Hâfız Ali’ye o duvarı yaptıran şartlar… O duvarın içinde bir teneke mahfaza içinde Risale-i Nur’u yerleştirmeyi düşünürken Hâfız Ali’nin düşündükleri… Bir açıdan nasıl bir direnç ve direniş, bir başka açıdan okuduğu o eserlerdeki sözün gücüne karşı nasıl bir itimad, ve geleceğe, bugün olmasa da gelecekte o eserlerin mutlaka muhatabını bulacağına dair ne kadar da güçlü bir ümit! Bugün gizlense de yarın açığa çıkacaktır; bu kuşaklar anlamasa da, ileride anlayanlar muhakkak olacaktır; bugün kıymeti bilinmese de yarın anlaşılacaktır diyerek, hem o esere nasıl bir saygı, hem gelecek kuşaklara nasıl bir şefkat!

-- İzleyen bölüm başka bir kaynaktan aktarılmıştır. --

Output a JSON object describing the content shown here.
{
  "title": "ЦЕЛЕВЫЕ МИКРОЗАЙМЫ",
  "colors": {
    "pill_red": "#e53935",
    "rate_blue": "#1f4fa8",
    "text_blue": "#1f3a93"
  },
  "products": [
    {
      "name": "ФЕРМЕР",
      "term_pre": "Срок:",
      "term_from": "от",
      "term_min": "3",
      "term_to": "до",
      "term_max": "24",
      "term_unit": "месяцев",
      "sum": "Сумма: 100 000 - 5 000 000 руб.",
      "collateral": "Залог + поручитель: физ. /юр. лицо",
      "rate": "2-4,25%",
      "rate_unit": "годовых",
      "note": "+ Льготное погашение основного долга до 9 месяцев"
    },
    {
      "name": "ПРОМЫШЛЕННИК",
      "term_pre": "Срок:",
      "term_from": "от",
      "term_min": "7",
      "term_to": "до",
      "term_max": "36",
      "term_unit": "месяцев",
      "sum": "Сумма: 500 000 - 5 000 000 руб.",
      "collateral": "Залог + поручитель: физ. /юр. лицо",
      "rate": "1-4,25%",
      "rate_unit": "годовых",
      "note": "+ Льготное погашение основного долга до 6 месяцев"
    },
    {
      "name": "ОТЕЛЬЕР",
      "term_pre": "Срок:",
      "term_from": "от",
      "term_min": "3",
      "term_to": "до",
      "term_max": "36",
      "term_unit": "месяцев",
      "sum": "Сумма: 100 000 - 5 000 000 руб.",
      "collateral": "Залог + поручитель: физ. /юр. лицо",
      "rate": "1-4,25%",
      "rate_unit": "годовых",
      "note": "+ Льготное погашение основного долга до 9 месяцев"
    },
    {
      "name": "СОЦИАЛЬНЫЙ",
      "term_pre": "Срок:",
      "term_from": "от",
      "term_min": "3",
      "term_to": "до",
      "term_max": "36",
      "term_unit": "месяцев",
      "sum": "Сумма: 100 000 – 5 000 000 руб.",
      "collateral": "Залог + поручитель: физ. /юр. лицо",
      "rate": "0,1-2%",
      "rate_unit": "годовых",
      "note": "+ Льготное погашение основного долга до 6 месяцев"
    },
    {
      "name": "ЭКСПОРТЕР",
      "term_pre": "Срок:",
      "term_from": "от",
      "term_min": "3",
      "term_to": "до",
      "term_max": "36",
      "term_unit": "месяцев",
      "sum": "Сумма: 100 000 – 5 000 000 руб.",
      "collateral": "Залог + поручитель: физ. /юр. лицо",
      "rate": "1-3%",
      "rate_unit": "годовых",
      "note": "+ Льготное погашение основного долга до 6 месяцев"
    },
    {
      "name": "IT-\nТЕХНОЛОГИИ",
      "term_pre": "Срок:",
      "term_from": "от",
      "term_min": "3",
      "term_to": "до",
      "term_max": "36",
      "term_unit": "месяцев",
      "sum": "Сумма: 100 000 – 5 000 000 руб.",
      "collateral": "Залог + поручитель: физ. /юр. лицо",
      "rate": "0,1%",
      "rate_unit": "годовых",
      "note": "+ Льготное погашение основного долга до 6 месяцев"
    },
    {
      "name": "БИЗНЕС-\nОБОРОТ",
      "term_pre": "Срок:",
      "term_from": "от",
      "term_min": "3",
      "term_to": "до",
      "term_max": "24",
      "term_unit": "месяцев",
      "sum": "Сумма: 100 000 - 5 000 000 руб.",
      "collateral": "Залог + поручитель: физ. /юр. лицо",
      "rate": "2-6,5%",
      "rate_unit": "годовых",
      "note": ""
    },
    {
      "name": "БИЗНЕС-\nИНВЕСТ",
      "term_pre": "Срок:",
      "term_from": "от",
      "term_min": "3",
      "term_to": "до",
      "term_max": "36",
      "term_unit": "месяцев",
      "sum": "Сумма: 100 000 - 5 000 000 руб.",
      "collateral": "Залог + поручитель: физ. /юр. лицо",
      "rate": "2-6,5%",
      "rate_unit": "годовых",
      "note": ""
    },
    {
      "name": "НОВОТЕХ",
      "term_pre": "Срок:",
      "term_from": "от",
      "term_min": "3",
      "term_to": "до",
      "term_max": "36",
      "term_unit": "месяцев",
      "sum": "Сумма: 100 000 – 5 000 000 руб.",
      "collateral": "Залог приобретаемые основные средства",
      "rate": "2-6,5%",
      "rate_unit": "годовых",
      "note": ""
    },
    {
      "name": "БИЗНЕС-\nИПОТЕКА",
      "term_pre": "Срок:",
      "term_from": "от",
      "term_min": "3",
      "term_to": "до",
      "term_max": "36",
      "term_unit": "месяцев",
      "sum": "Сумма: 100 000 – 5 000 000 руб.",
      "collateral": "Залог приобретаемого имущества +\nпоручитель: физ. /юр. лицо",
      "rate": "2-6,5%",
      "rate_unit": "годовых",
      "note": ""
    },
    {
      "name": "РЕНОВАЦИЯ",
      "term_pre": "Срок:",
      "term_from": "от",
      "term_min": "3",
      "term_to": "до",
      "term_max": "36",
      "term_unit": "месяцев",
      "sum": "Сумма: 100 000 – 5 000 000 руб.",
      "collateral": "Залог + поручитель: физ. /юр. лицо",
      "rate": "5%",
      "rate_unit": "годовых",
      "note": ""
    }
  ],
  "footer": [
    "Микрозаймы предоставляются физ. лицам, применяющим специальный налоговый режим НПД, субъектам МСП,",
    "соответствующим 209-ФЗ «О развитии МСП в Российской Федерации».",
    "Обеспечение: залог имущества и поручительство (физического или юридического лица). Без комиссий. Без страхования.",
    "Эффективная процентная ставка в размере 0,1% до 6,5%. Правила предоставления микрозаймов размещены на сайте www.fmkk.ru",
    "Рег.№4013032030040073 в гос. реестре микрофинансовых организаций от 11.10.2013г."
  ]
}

Mart ayında, İstanbul İlim ve Kültür Vakfına ev sahipliği yapan Rüstempaşa Medresesi’nde gördüğüm o Hâfız Ali yadigârı tabloyu her hatırlayışımda, ‘sıradan’ görünen hayatların sakladığı büyük hazineyi; o günün şartlarında ücra bir Anadolu köyünde yazılmış bir büyük destanı; karşımızda, gözümüzün önünde işlenmeyi bekleyen o güzide tarihçe-i hayatları düşünüyorum.

“Hâfız Ali’yi unutamıyorum” demişti Bediüzzaman. Bir Anadolu köyünde böylesi destansı bir ‘tedbir’ düşünebilen bir büyük ruhu unutmak mümkün mü sahi?

Yazılacak ne kadar çok şey, yapılacak ne kadar çok iş var.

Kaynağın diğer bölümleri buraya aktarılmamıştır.